Many of these guests are cancer patients who sacrifice financially to attend the institute having given up on conventional medical treatment. Others are faithful clients who gather there to experience and learn about the raw-food vegan lifestyle. Jane Schweitzer from Hamilton, a wellness advocate, claims to know personally of many Canadians with cancer, and among them she includes doctors, who have been clients of the institute, who have moved on to life rather than succumbing to death.

She had taken her fifteen-year-old daughter there in 2012 to help with the girl's depression. At first her daughter shunned the special diet, but since then she has cleaved to the vegan lifestyle, and according to her mother has become much improved psychologically. In an interview that took place in 2011, Mr. Clement was asked "What ailments have you cured by putting your patients on a vegan diet?"

He responded with confidence by saying: "Every known disease." Cardiovascular disease, type-2 diabetes, multiple sclerosis and Parkinson's, according to Mr. Clement, all respond to the treatments his institute recommends, because they are all "correctable". Clearly, the public is responsive to the public relations that spin out of the Florida establishment. It earned $17.5 million in revenue in 2013. The two principals are registered by the state as nutrition counsellors.
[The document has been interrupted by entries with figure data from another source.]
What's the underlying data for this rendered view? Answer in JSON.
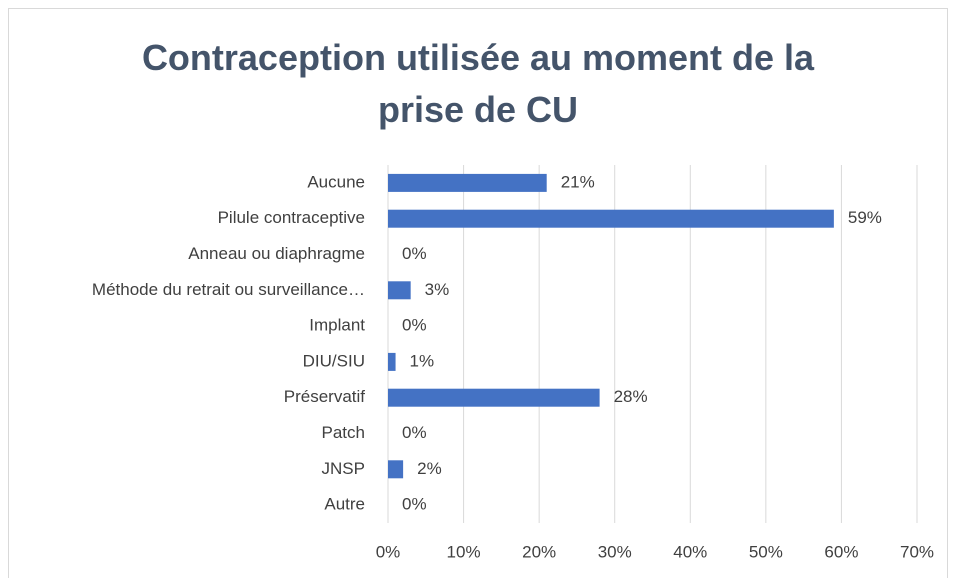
{
  "chart_data": {
    "type": "bar",
    "orientation": "horizontal",
    "title": "Contraception utilisée au moment de la prise de CU",
    "categories": [
      "Aucune",
      "Pilule contraceptive",
      "Anneau ou diaphragme",
      "Méthode du retrait ou surveillance…",
      "Implant",
      "DIU/SIU",
      "Préservatif",
      "Patch",
      "JNSP",
      "Autre"
    ],
    "values": [
      21,
      59,
      0,
      3,
      0,
      1,
      28,
      0,
      2,
      0
    ],
    "value_labels": [
      "21%",
      "59%",
      "0%",
      "3%",
      "0%",
      "1%",
      "28%",
      "0%",
      "2%",
      "0%"
    ],
    "color": "#4472c4",
    "xlim": [
      0,
      70
    ],
    "xticks": [
      {
        "value": 0,
        "label": "0%"
      },
      {
        "value": 10,
        "label": "10%"
      },
      {
        "value": 20,
        "label": "20%"
      },
      {
        "value": 30,
        "label": "30%"
      },
      {
        "value": 40,
        "label": "40%"
      },
      {
        "value": 50,
        "label": "50%"
      },
      {
        "value": 60,
        "label": "60%"
      },
      {
        "value": 70,
        "label": "70%"
      }
    ],
    "grid": true
  }
}
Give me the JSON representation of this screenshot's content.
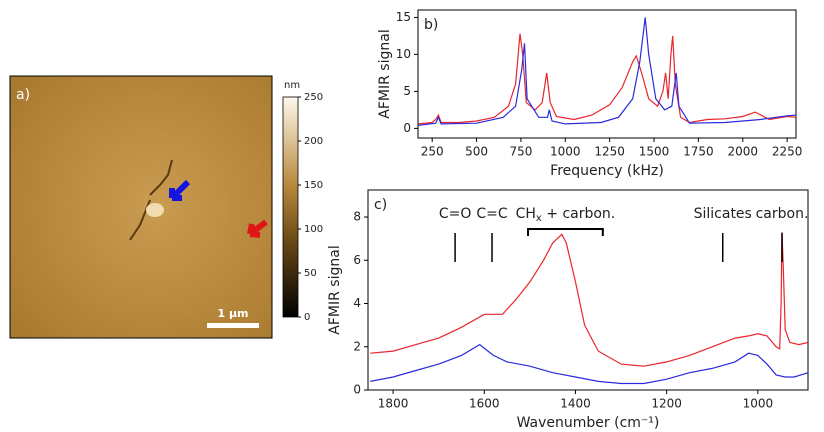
{
  "chart_data": [
    {
      "type": "image",
      "panel": "a)",
      "scalebar": "1 µm",
      "colorbar": {
        "label": "nm",
        "lim": [
          0,
          250
        ],
        "ticks": [
          0,
          50,
          100,
          150,
          200,
          250
        ]
      }
    },
    {
      "type": "line",
      "panel": "b)",
      "xlabel": "Frequency (kHz)",
      "ylabel": "AFMIR signal",
      "xlim": [
        170,
        2300
      ],
      "xticks": [
        250,
        500,
        750,
        1000,
        1250,
        1500,
        1750,
        2000,
        2250
      ],
      "ylim": [
        -1.3,
        16
      ],
      "yticks": [
        0,
        5,
        10,
        15
      ],
      "series": [
        {
          "color": "#e8262a",
          "x": [
            170,
            250,
            270,
            285,
            300,
            400,
            500,
            600,
            680,
            720,
            745,
            760,
            780,
            830,
            870,
            895,
            915,
            950,
            1050,
            1150,
            1250,
            1320,
            1380,
            1400,
            1430,
            1470,
            1520,
            1550,
            1565,
            1580,
            1595,
            1605,
            1620,
            1650,
            1700,
            1800,
            1900,
            2000,
            2070,
            2150,
            2250,
            2300
          ],
          "values": [
            0.6,
            0.8,
            1.2,
            1.8,
            0.8,
            0.8,
            1,
            1.5,
            3,
            6,
            12.8,
            10,
            3.5,
            2.5,
            3.5,
            7.5,
            3.5,
            1.6,
            1.2,
            1.8,
            3.2,
            5.5,
            9,
            9.8,
            7.5,
            4,
            3,
            5,
            7.5,
            4,
            10,
            12.5,
            6,
            1.5,
            0.8,
            1.2,
            1.3,
            1.6,
            2.2,
            1.2,
            1.6,
            1.5
          ]
        },
        {
          "color": "#2a2ae0",
          "x": [
            170,
            270,
            285,
            300,
            500,
            650,
            720,
            755,
            770,
            785,
            850,
            900,
            910,
            925,
            1000,
            1200,
            1300,
            1380,
            1420,
            1450,
            1470,
            1510,
            1560,
            1600,
            1625,
            1640,
            1700,
            1900,
            2100,
            2250,
            2300
          ],
          "values": [
            0.4,
            0.7,
            1.5,
            0.6,
            0.7,
            1.5,
            3,
            8,
            11.5,
            4,
            1.5,
            1.5,
            2.5,
            1,
            0.6,
            0.8,
            1.5,
            4,
            9,
            15,
            10,
            4,
            2.5,
            3,
            7.5,
            3,
            0.7,
            0.8,
            1.2,
            1.7,
            1.8
          ]
        }
      ]
    },
    {
      "type": "line",
      "panel": "c)",
      "xlabel": "Wavenumber (cm⁻¹)",
      "ylabel": "AFMIR signal",
      "xlim": [
        1855,
        890
      ],
      "xticks": [
        1800,
        1600,
        1400,
        1200,
        1000
      ],
      "ylim": [
        0,
        9.25
      ],
      "yticks": [
        0,
        2,
        4,
        6,
        8
      ],
      "annotations": [
        {
          "text": "C=O",
          "x": 1664
        },
        {
          "text": "C=C",
          "x": 1583
        },
        {
          "text": "CH",
          "sub": "x",
          "rest": " + carbon.",
          "x": [
            1504,
            1340
          ]
        },
        {
          "text": "Silicates",
          "x": 1077
        },
        {
          "text": "carbon.",
          "x": 947
        }
      ],
      "series": [
        {
          "color": "#e8262a",
          "x": [
            1850,
            1800,
            1750,
            1700,
            1650,
            1600,
            1560,
            1530,
            1500,
            1470,
            1450,
            1430,
            1420,
            1400,
            1380,
            1350,
            1300,
            1250,
            1200,
            1150,
            1100,
            1050,
            1020,
            1000,
            980,
            960,
            952,
            949,
            947,
            944,
            940,
            930,
            910,
            890
          ],
          "values": [
            1.7,
            1.8,
            2.1,
            2.4,
            2.9,
            3.5,
            3.5,
            4.2,
            5,
            6,
            6.8,
            7.2,
            6.8,
            5,
            3,
            1.8,
            1.2,
            1.1,
            1.3,
            1.6,
            2,
            2.4,
            2.5,
            2.6,
            2.5,
            2,
            1.9,
            4,
            7.3,
            5.5,
            2.8,
            2.2,
            2.1,
            2.2
          ]
        },
        {
          "color": "#2a2ae0",
          "x": [
            1850,
            1800,
            1750,
            1700,
            1650,
            1610,
            1580,
            1550,
            1500,
            1450,
            1400,
            1350,
            1300,
            1250,
            1200,
            1150,
            1100,
            1050,
            1020,
            1000,
            980,
            960,
            940,
            920,
            890
          ],
          "values": [
            0.4,
            0.6,
            0.9,
            1.2,
            1.6,
            2.1,
            1.6,
            1.3,
            1.1,
            0.8,
            0.6,
            0.4,
            0.3,
            0.3,
            0.5,
            0.8,
            1,
            1.3,
            1.7,
            1.6,
            1.2,
            0.7,
            0.6,
            0.6,
            0.8
          ]
        }
      ]
    }
  ]
}
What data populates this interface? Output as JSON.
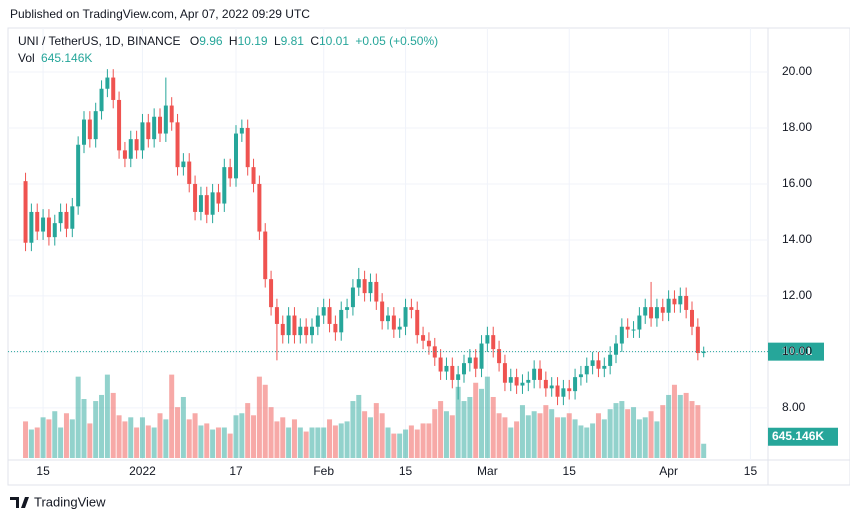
{
  "header": {
    "published": "Published on TradingView.com, Apr 07, 2022 09:29 UTC",
    "footer_logo": "TradingView"
  },
  "chart_data": {
    "type": "candlestick",
    "legend": {
      "symbol": "UNI / TetherUS, 1D, BINANCE",
      "open_label": "O",
      "high_label": "H",
      "low_label": "L",
      "close_label": "C",
      "change": "+0.05",
      "change_pct": "(+0.50%)",
      "volume_label": "Vol"
    },
    "up_color": "#26a69a",
    "down_color": "#ef5350",
    "x": [
      "2021-12-12",
      "2021-12-13",
      "2021-12-14",
      "2021-12-15",
      "2021-12-16",
      "2021-12-17",
      "2021-12-18",
      "2021-12-19",
      "2021-12-20",
      "2021-12-21",
      "2021-12-22",
      "2021-12-23",
      "2021-12-24",
      "2021-12-25",
      "2021-12-26",
      "2021-12-27",
      "2021-12-28",
      "2021-12-29",
      "2021-12-30",
      "2021-12-31",
      "2022-01-01",
      "2022-01-02",
      "2022-01-03",
      "2022-01-04",
      "2022-01-05",
      "2022-01-06",
      "2022-01-07",
      "2022-01-08",
      "2022-01-09",
      "2022-01-10",
      "2022-01-11",
      "2022-01-12",
      "2022-01-13",
      "2022-01-14",
      "2022-01-15",
      "2022-01-16",
      "2022-01-17",
      "2022-01-18",
      "2022-01-19",
      "2022-01-20",
      "2022-01-21",
      "2022-01-22",
      "2022-01-23",
      "2022-01-24",
      "2022-01-25",
      "2022-01-26",
      "2022-01-27",
      "2022-01-28",
      "2022-01-29",
      "2022-01-30",
      "2022-01-31",
      "2022-02-01",
      "2022-02-02",
      "2022-02-03",
      "2022-02-04",
      "2022-02-05",
      "2022-02-06",
      "2022-02-07",
      "2022-02-08",
      "2022-02-09",
      "2022-02-10",
      "2022-02-11",
      "2022-02-12",
      "2022-02-13",
      "2022-02-14",
      "2022-02-15",
      "2022-02-16",
      "2022-02-17",
      "2022-02-18",
      "2022-02-19",
      "2022-02-20",
      "2022-02-21",
      "2022-02-22",
      "2022-02-23",
      "2022-02-24",
      "2022-02-25",
      "2022-02-26",
      "2022-02-27",
      "2022-02-28",
      "2022-03-01",
      "2022-03-02",
      "2022-03-03",
      "2022-03-04",
      "2022-03-05",
      "2022-03-06",
      "2022-03-07",
      "2022-03-08",
      "2022-03-09",
      "2022-03-10",
      "2022-03-11",
      "2022-03-12",
      "2022-03-13",
      "2022-03-14",
      "2022-03-15",
      "2022-03-16",
      "2022-03-17",
      "2022-03-18",
      "2022-03-19",
      "2022-03-20",
      "2022-03-21",
      "2022-03-22",
      "2022-03-23",
      "2022-03-24",
      "2022-03-25",
      "2022-03-26",
      "2022-03-27",
      "2022-03-28",
      "2022-03-29",
      "2022-03-30",
      "2022-03-31",
      "2022-04-01",
      "2022-04-02",
      "2022-04-03",
      "2022-04-04",
      "2022-04-05",
      "2022-04-06",
      "2022-04-07"
    ],
    "open": [
      16.1,
      13.9,
      15.0,
      14.3,
      14.8,
      14.1,
      14.6,
      15.0,
      14.4,
      15.2,
      17.4,
      18.3,
      17.6,
      18.6,
      19.4,
      19.8,
      19.0,
      17.2,
      16.9,
      17.6,
      17.2,
      18.2,
      17.6,
      18.4,
      17.8,
      18.8,
      18.2,
      16.6,
      16.8,
      16.0,
      15.0,
      15.6,
      14.9,
      15.7,
      15.3,
      16.6,
      16.2,
      17.8,
      18.0,
      16.6,
      16.0,
      14.3,
      12.6,
      11.6,
      11.0,
      10.6,
      11.3,
      10.6,
      10.9,
      10.6,
      10.9,
      11.3,
      11.6,
      11.0,
      10.7,
      11.5,
      11.6,
      12.3,
      12.6,
      12.1,
      12.5,
      11.8,
      11.1,
      11.3,
      10.8,
      10.9,
      11.6,
      11.5,
      10.6,
      10.4,
      10.2,
      9.8,
      9.3,
      9.5,
      9.0,
      9.2,
      9.6,
      9.8,
      9.4,
      10.3,
      10.6,
      10.1,
      9.6,
      8.9,
      9.1,
      8.8,
      8.9,
      9.0,
      9.4,
      9.0,
      8.7,
      8.8,
      8.4,
      8.7,
      8.6,
      9.1,
      9.2,
      9.5,
      9.7,
      9.4,
      9.5,
      9.9,
      10.3,
      10.9,
      10.8,
      10.8,
      11.3,
      11.6,
      11.2,
      11.6,
      11.4,
      11.9,
      11.7,
      12.0,
      11.5,
      10.9,
      9.96
    ],
    "high": [
      16.4,
      15.3,
      15.3,
      15.1,
      15.1,
      14.9,
      15.3,
      15.3,
      15.5,
      17.7,
      18.6,
      18.6,
      18.9,
      19.7,
      20.1,
      20.1,
      19.3,
      17.5,
      17.9,
      17.9,
      18.5,
      18.5,
      18.7,
      18.7,
      19.8,
      19.1,
      18.5,
      17.1,
      17.1,
      16.3,
      15.9,
      15.9,
      16.0,
      16.0,
      16.9,
      16.9,
      18.1,
      18.3,
      18.3,
      16.9,
      16.3,
      14.6,
      12.9,
      11.9,
      11.3,
      11.6,
      11.6,
      11.2,
      11.2,
      11.2,
      11.6,
      11.9,
      11.9,
      11.3,
      11.8,
      11.9,
      12.6,
      13.0,
      12.9,
      12.8,
      12.8,
      12.1,
      11.6,
      11.6,
      11.2,
      11.9,
      11.9,
      11.8,
      10.9,
      10.7,
      10.5,
      10.1,
      9.8,
      9.8,
      9.5,
      9.9,
      10.1,
      10.1,
      10.6,
      10.9,
      10.9,
      10.4,
      9.9,
      9.4,
      9.4,
      9.2,
      9.3,
      9.7,
      9.7,
      9.3,
      9.1,
      9.1,
      9.0,
      9.0,
      9.4,
      9.5,
      9.8,
      10.0,
      10.0,
      9.8,
      10.2,
      10.6,
      11.2,
      11.2,
      11.1,
      11.6,
      11.9,
      12.5,
      11.9,
      11.9,
      12.2,
      12.2,
      12.3,
      12.3,
      11.8,
      11.2,
      10.19
    ],
    "low": [
      13.6,
      13.6,
      14.0,
      14.0,
      13.8,
      13.8,
      14.3,
      14.1,
      14.1,
      14.9,
      17.1,
      17.3,
      17.3,
      18.3,
      19.1,
      18.7,
      16.9,
      16.6,
      16.6,
      16.9,
      16.9,
      17.3,
      17.3,
      17.5,
      17.5,
      17.9,
      16.3,
      16.3,
      15.7,
      14.7,
      14.7,
      14.6,
      14.6,
      15.0,
      15.0,
      15.9,
      15.9,
      17.5,
      16.3,
      15.7,
      14.0,
      12.3,
      11.3,
      9.7,
      10.3,
      10.3,
      10.3,
      10.3,
      10.3,
      10.3,
      10.6,
      11.0,
      10.7,
      10.4,
      10.4,
      11.2,
      11.3,
      12.0,
      11.8,
      11.8,
      11.5,
      10.8,
      10.8,
      10.5,
      10.5,
      10.6,
      11.2,
      10.3,
      10.1,
      9.9,
      9.5,
      9.0,
      9.0,
      8.7,
      8.3,
      8.9,
      9.3,
      9.1,
      9.1,
      10.0,
      9.8,
      9.3,
      8.6,
      8.6,
      8.5,
      8.5,
      8.6,
      8.7,
      8.7,
      8.4,
      8.4,
      8.1,
      8.1,
      8.3,
      8.3,
      8.8,
      8.9,
      9.2,
      9.1,
      9.1,
      9.2,
      9.6,
      10.0,
      10.5,
      10.5,
      10.5,
      11.0,
      10.9,
      10.9,
      11.1,
      11.1,
      11.4,
      11.4,
      11.2,
      10.6,
      9.7,
      9.81
    ],
    "close": [
      13.9,
      15.0,
      14.3,
      14.8,
      14.1,
      14.6,
      15.0,
      14.4,
      15.2,
      17.4,
      18.3,
      17.6,
      18.6,
      19.4,
      19.8,
      19.0,
      17.2,
      16.9,
      17.6,
      17.2,
      18.2,
      17.6,
      18.4,
      17.8,
      18.8,
      18.2,
      16.6,
      16.8,
      16.0,
      15.0,
      15.6,
      14.9,
      15.7,
      15.3,
      16.6,
      16.2,
      17.8,
      18.0,
      16.6,
      16.0,
      14.3,
      12.6,
      11.6,
      11.0,
      10.6,
      11.3,
      10.6,
      10.9,
      10.6,
      10.9,
      11.3,
      11.6,
      11.0,
      10.7,
      11.5,
      11.6,
      12.3,
      12.6,
      12.1,
      12.5,
      11.8,
      11.1,
      11.3,
      10.8,
      10.9,
      11.6,
      11.5,
      10.6,
      10.4,
      10.2,
      9.8,
      9.3,
      9.5,
      9.0,
      9.2,
      9.6,
      9.8,
      9.4,
      10.3,
      10.6,
      10.1,
      9.6,
      8.9,
      9.1,
      8.8,
      8.9,
      9.0,
      9.4,
      9.0,
      8.7,
      8.8,
      8.4,
      8.7,
      8.6,
      9.1,
      9.2,
      9.5,
      9.7,
      9.4,
      9.5,
      9.9,
      10.3,
      10.9,
      10.8,
      10.8,
      11.3,
      11.6,
      11.2,
      11.6,
      11.4,
      11.9,
      11.7,
      12.0,
      11.5,
      10.9,
      9.96,
      10.01
    ],
    "volume": [
      1656,
      1288,
      1380,
      1840,
      1748,
      2116,
      1380,
      2024,
      1748,
      3680,
      2668,
      1564,
      2576,
      2852,
      3772,
      2944,
      1932,
      1656,
      1840,
      1380,
      1840,
      1472,
      1380,
      2024,
      1748,
      3772,
      2300,
      2760,
      1748,
      2024,
      1472,
      1564,
      1288,
      1380,
      1380,
      1104,
      1932,
      2024,
      2484,
      1932,
      3680,
      3312,
      2300,
      1656,
      1840,
      1380,
      1748,
      1380,
      1196,
      1380,
      1380,
      1380,
      1748,
      1472,
      1564,
      1656,
      2576,
      2852,
      2116,
      1840,
      2484,
      2024,
      1380,
      1104,
      1104,
      1288,
      1472,
      1288,
      1564,
      1564,
      2208,
      2576,
      2116,
      1932,
      3220,
      2576,
      2760,
      3404,
      3128,
      3680,
      2760,
      2024,
      1840,
      1380,
      1656,
      2392,
      1932,
      2116,
      2024,
      2392,
      2208,
      1840,
      1840,
      2024,
      1748,
      1472,
      1380,
      1564,
      2024,
      1748,
      2208,
      2484,
      2576,
      2208,
      2300,
      1748,
      1840,
      2116,
      1656,
      2392,
      2852,
      3312,
      2852,
      2944,
      2576,
      2392,
      645.146
    ],
    "last_volume_label": "645.146K",
    "volume_lim": [
      0,
      3800
    ],
    "ylim": [
      6.14,
      21.57
    ],
    "yticks": [
      {
        "value": 8,
        "label": "8.00"
      },
      {
        "value": 10,
        "label": "10.00"
      },
      {
        "value": 12,
        "label": "12.00"
      },
      {
        "value": 14,
        "label": "14.00"
      },
      {
        "value": 16,
        "label": "16.00"
      },
      {
        "value": 18,
        "label": "18.00"
      },
      {
        "value": 20,
        "label": "20.00"
      }
    ],
    "xlim": [
      "2021-12-09",
      "2022-04-18"
    ],
    "xticks": [
      {
        "value": "2021-12-15",
        "label": "15"
      },
      {
        "value": "2022-01-01",
        "label": "2022"
      },
      {
        "value": "2022-01-17",
        "label": "17"
      },
      {
        "value": "2022-02-01",
        "label": "Feb"
      },
      {
        "value": "2022-02-15",
        "label": "15"
      },
      {
        "value": "2022-03-01",
        "label": "Mar"
      },
      {
        "value": "2022-03-15",
        "label": "15"
      },
      {
        "value": "2022-04-01",
        "label": "Apr"
      },
      {
        "value": "2022-04-15",
        "label": "15"
      }
    ],
    "grid": true
  }
}
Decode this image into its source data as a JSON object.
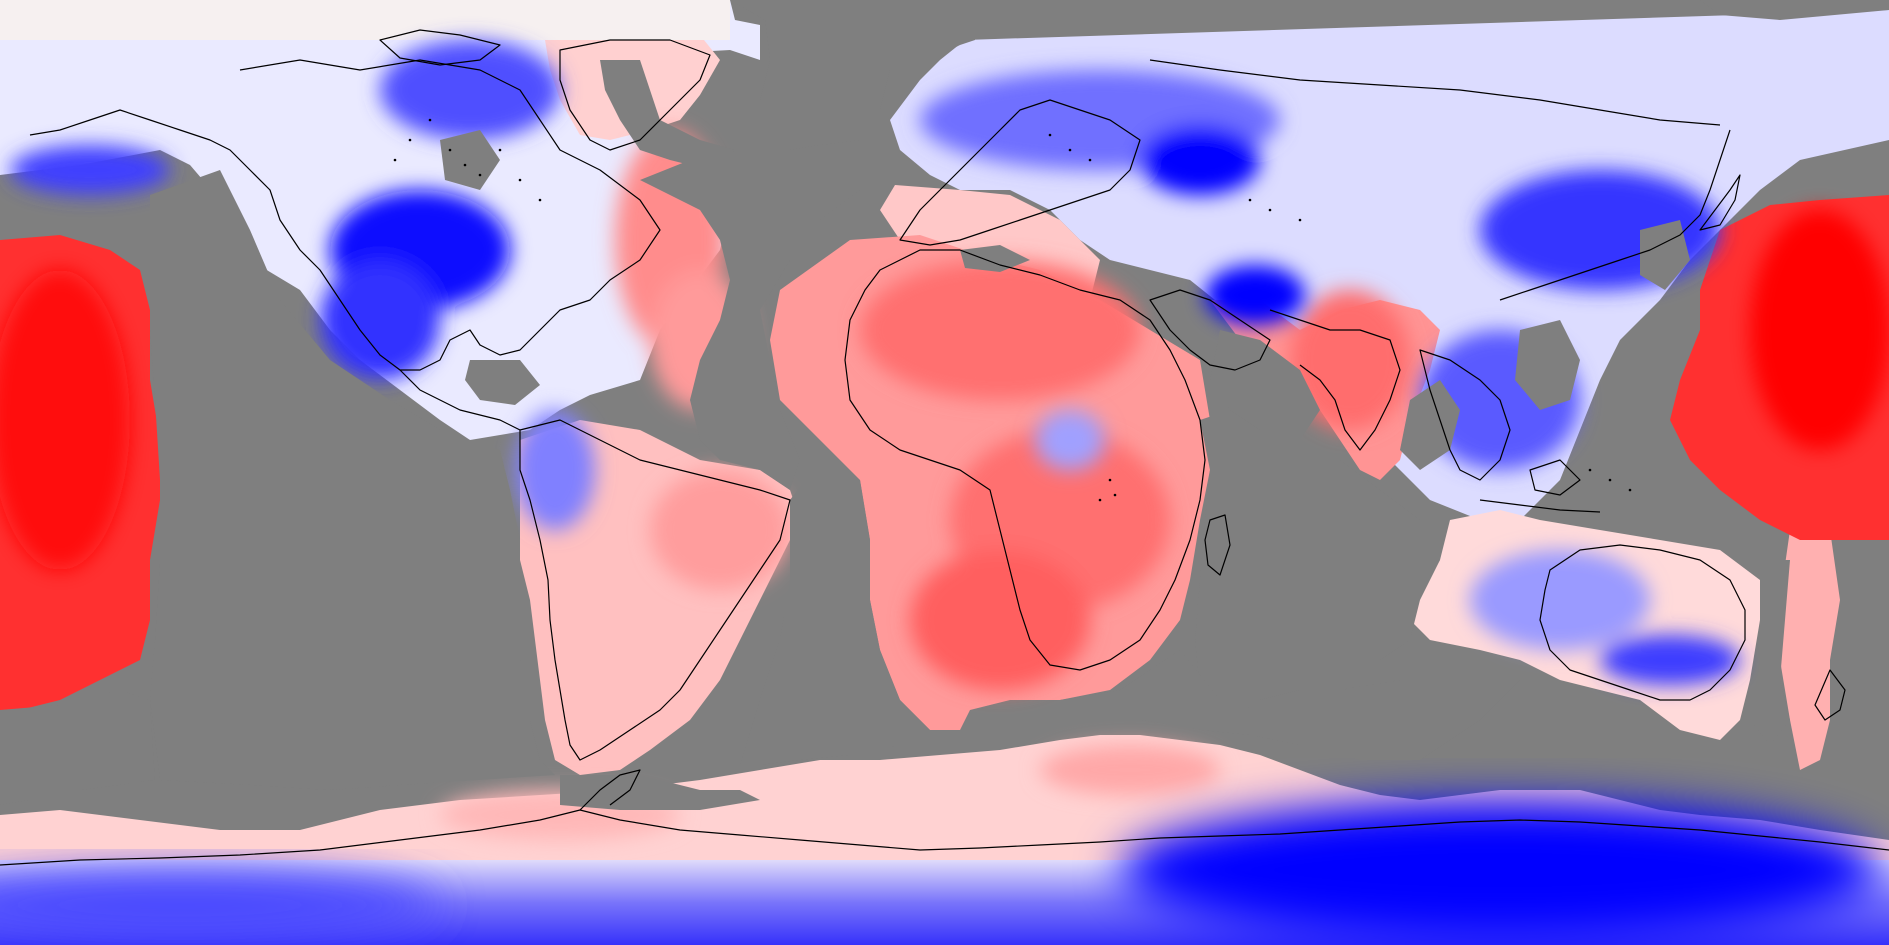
{
  "map": {
    "projection": "equirectangular",
    "colors": {
      "no_data": "#7f7f7f",
      "warm_strong": "#ff0000",
      "warm_medium": "#ff5a5a",
      "warm_light": "#ffb4b4",
      "neutral": "#ffffff",
      "cool_light": "#c8c8ff",
      "cool_medium": "#6060ff",
      "cool_strong": "#0000ff",
      "coastline": "#000000"
    },
    "colorbar": "none",
    "labels": "none"
  }
}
Samantha Young, a Canadian, claims she was given mere months to live once she was diagnosed with pancreatic cancer. After treatment at the Hippocrates Health Institute, she said, the disease simply disappeared. The power of suggestion? Who knows? There can be nothing bad about teaching people a healthy lifestyle, how to look after themselves, to eat nutritiously, eschewing convenience foods, exercising, respecting their bodies.

There is something egregiously awry when people believe, because they have been convinced by the promises of a smooth talker, to shun conventional medicine for the allure of alternative, holistic treatments with no foundation for their claims that they can produce health outcomes far superior to that of conventional medical science whose rigour of empirical evidence leaves no doubt that one is a sham, the other a trusted intervention.